New crystallography technique provides better atomic view of biomolecules

The motion and structural changes of biomolecules are fundamental to their function, but understanding them at the molecular level has been a major challenge — in part because the crystallography approaches that allowed scientists to study these actions have been extremely time-consuming.

“We can now load up to 10,000 crystals in seconds in our crystallographic silicon chips and have them all line up like eggs in a carton,” says Dwayne Miller, University Professor of Chemistry and Physics at U of T who is also director of the Max Planck Institute for the Structure and Dynamics of Matter in Germany. “A well-defined array of crystal positions allows us to measure the structure at one time point, go to another crystal then come back to the initial crystal and look again. We get orders of magnitude more time points to follow atomic structure details on the relevant time-scale of most biology.”
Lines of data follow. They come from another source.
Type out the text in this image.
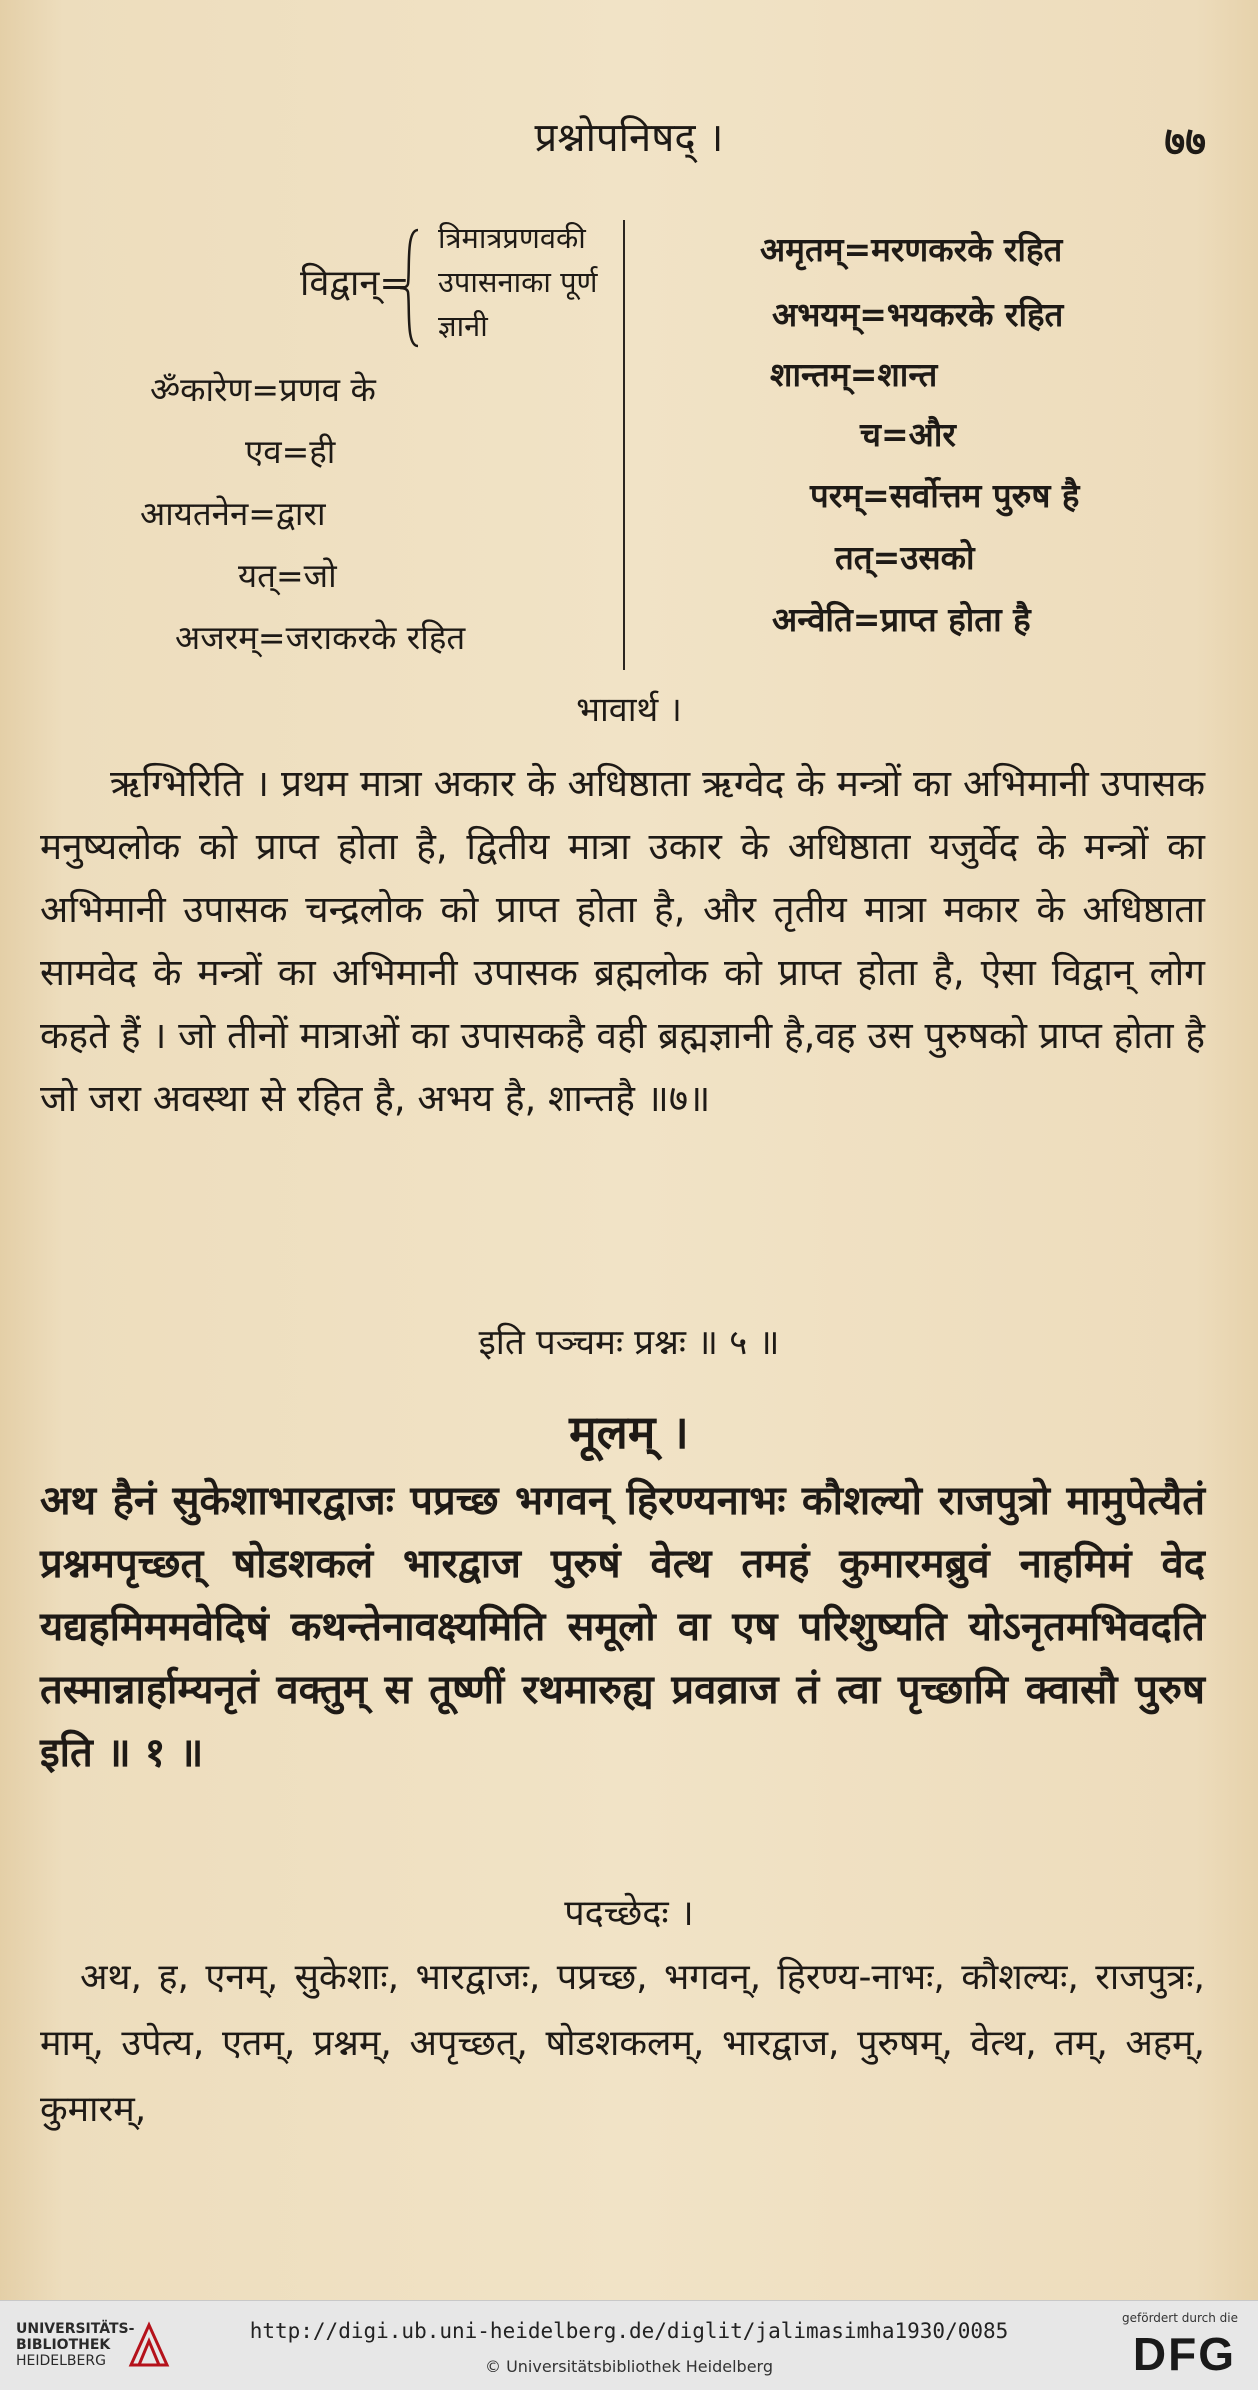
प्रश्नोपनिषद् ।	७७
विद्वान्=
त्रिमात्रप्रणवकी
उपासनाका पूर्ण
ज्ञानी
ॐकारेण=प्रणव के
एव=ही
आयतनेन=द्वारा
यत्=जो
अजरम्=जराकरके रहित
अमृतम्=मरणकरके रहित
अभयम्=भयकरके रहित
शान्तम्=शान्त
च=और
परम्=सर्वोत्तम पुरुष है
तत्=उसको
अन्वेति=प्राप्त होता है
भावार्थ ।
ऋग्भिरिति । प्रथम मात्रा अकार के अधिष्ठाता ऋग्वेद के मन्त्रों का अभिमानी उपासक मनुष्यलोक को प्राप्त होता है, द्वितीय मात्रा उकार के अधिष्ठाता यजुर्वेद के मन्त्रों का अभिमानी उपासक चन्द्रलोक को प्राप्त होता है, और तृतीय मात्रा मकार के अधिष्ठाता सामवेद के मन्त्रों का अभिमानी उपासक ब्रह्मलोक को प्राप्त होता है, ऐसा विद्वान् लोग कहते हैं । जो तीनों मात्राओं का उपासकहै वही ब्रह्मज्ञानी है,वह उस पुरुषको प्राप्त होता है जो जरा अवस्था से रहित है, अभय है, शान्तहै ॥७॥
इति पञ्चमः प्रश्नः ॥ ५ ॥
मूलम् ।
अथ हैनं सुकेशाभारद्वाजः पप्रच्छ भगवन् हिरण्यनाभः कौशल्यो राजपुत्रो मामुपेत्यैतं प्रश्नमपृच्छत् षोडशकलं भारद्वाज पुरुषं वेत्थ तमहं कुमारमब्रुवं नाहमिमं वेद यद्यहमिममवेदिषं कथन्तेनावक्ष्यमिति समूलो वा एष परिशुष्यति योऽनृतमभिवदति तस्मान्नार्हाम्यनृतं वक्तुम् स तूष्णीं रथमारुह्य प्रवव्राज तं त्वा पृच्छामि क्वासौ पुरुष इति ॥ १ ॥
पदच्छेदः ।
अथ, ह, एनम्, सुकेशाः, भारद्वाजः, पप्रच्छ, भगवन्, हिरण्य-नाभः, कौशल्यः, राजपुत्रः, माम्, उपेत्य, एतम्, प्रश्नम्, अपृच्छत्, षोडशकलम्, भारद्वाज, पुरुषम्, वेत्थ, तम्, अहम्, कुमारम्,
UNIVERSITÄTS-
BIBLIOTHEK
HEIDELBERG
http://digi.ub.uni-heidelberg.de/diglit/jalimasimha1930/0085
© Universitätsbibliothek Heidelberg
gefördert durch die
DFG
The journal Nature Methods published the research yesterday.

The new method, which the researchers termed “hit-and-return” (HARE), covers milliseconds to seconds or even minutes. This is of particular interest to biologists and pharmaceutical researchers because the structural changes relevant to a particular biological function or the turnover of a drug happen on such time scales.
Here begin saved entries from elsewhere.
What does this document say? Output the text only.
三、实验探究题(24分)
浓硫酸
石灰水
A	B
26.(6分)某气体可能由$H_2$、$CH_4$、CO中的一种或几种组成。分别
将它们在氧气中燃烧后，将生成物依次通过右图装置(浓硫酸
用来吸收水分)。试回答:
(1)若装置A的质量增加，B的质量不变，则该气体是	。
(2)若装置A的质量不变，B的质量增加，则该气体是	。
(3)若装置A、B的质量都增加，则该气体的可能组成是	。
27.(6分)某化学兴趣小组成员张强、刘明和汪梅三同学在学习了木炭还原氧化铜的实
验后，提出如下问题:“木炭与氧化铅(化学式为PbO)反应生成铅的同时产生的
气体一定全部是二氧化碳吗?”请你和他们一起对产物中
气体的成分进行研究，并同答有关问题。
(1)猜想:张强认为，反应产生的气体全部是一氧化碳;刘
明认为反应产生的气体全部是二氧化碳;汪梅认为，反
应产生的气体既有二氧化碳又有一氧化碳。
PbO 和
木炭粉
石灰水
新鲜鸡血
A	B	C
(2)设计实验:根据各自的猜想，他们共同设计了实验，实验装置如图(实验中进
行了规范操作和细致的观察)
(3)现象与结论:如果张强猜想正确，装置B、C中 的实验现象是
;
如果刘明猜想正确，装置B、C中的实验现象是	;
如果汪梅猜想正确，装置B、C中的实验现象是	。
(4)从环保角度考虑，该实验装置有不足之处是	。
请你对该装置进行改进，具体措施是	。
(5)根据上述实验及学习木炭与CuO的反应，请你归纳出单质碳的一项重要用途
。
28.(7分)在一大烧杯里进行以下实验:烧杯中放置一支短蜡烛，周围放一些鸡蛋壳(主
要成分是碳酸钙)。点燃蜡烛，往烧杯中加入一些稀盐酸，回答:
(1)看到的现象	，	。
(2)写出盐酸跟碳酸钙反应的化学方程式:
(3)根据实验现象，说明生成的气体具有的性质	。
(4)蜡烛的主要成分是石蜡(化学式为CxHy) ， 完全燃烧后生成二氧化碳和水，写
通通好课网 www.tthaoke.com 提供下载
The findings were the result of collaboration among several labs. Miller and his team worked with Emil Pai, Professor Emeritus of Biochemistry, Medical Biophysics and Molecular Genetics at U of T, to demonstrate the value of the new method by investigating the action of an enzyme that breaks down human-made pollutants.
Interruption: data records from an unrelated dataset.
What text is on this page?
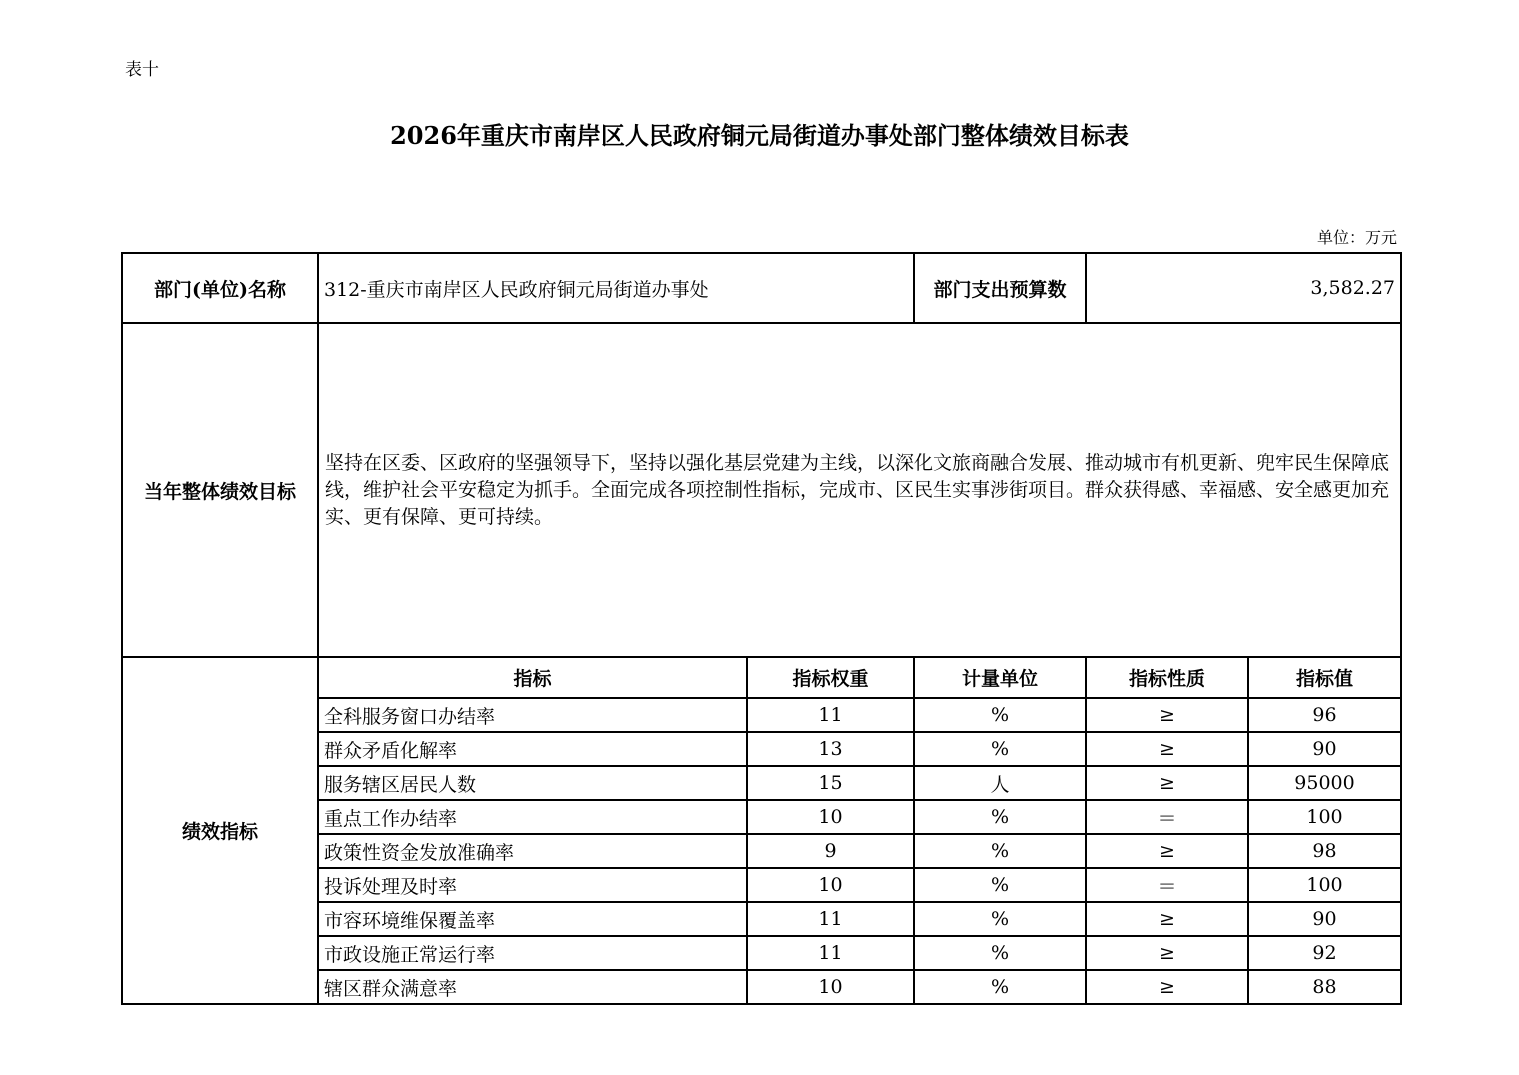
表十
2026年重庆市南岸区人民政府铜元局街道办事处部门整体绩效目标表
单位：万元
部门(单位)名称	312-重庆市南岸区人民政府铜元局街道办事处		部门支出预算数	3,582.27	
当年整体绩效目标	坚持在区委、区政府的坚强领导下，坚持以强化基层党建为主线，以深化文旅商融合发展、推动城市有机更新、兜牢民生保障底线，维护社会平安稳定为抓手。全面完成各项控制性指标，完成市、区民生实事涉街项目。群众获得感、幸福感、安全感更加充实、更有保障、更可持续。				
绩效指标	指标	指标权重	计量单位	指标性质	指标值
	全科服务窗口办结率	11	%	≥	96
	群众矛盾化解率	13	%	≥	90
	服务辖区居民人数	15	人	≥	95000
	重点工作办结率	10	%	＝	100
	政策性资金发放准确率	9	%	≥	98
	投诉处理及时率	10	%	＝	100
	市容环境维保覆盖率	11	%	≥	90
	市政设施正常运行率	11	%	≥	92
	辖区群众满意率	10	%	≥	88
Pai in turn worked with colleagues in the Laboratory of Organic Chemistry at ETH Zurich. “The molecule we used as the substrate for the enzyme to work on was difficult to synthesize,” says Pai, who is also an Emeritus Scientist at University Health Network. “Without the synthetic knowledge of our ETH colleagues we would not have had such an excellent system to work on.”

Researchers at the European Molecular Biology Laboratory and Deutsches Elektronen-Synchrotron helped the group by providing access to intense micro-focused X-ray beams at their institutions, and help implementing the hit and return method.

Pai and Miller say the new method has great potential for existing and up-coming high-brilliance synchrotron radiation light sources, which promise to illuminate the atomic structure of biomolecules in even more detail — and now in a far less time-consuming manner.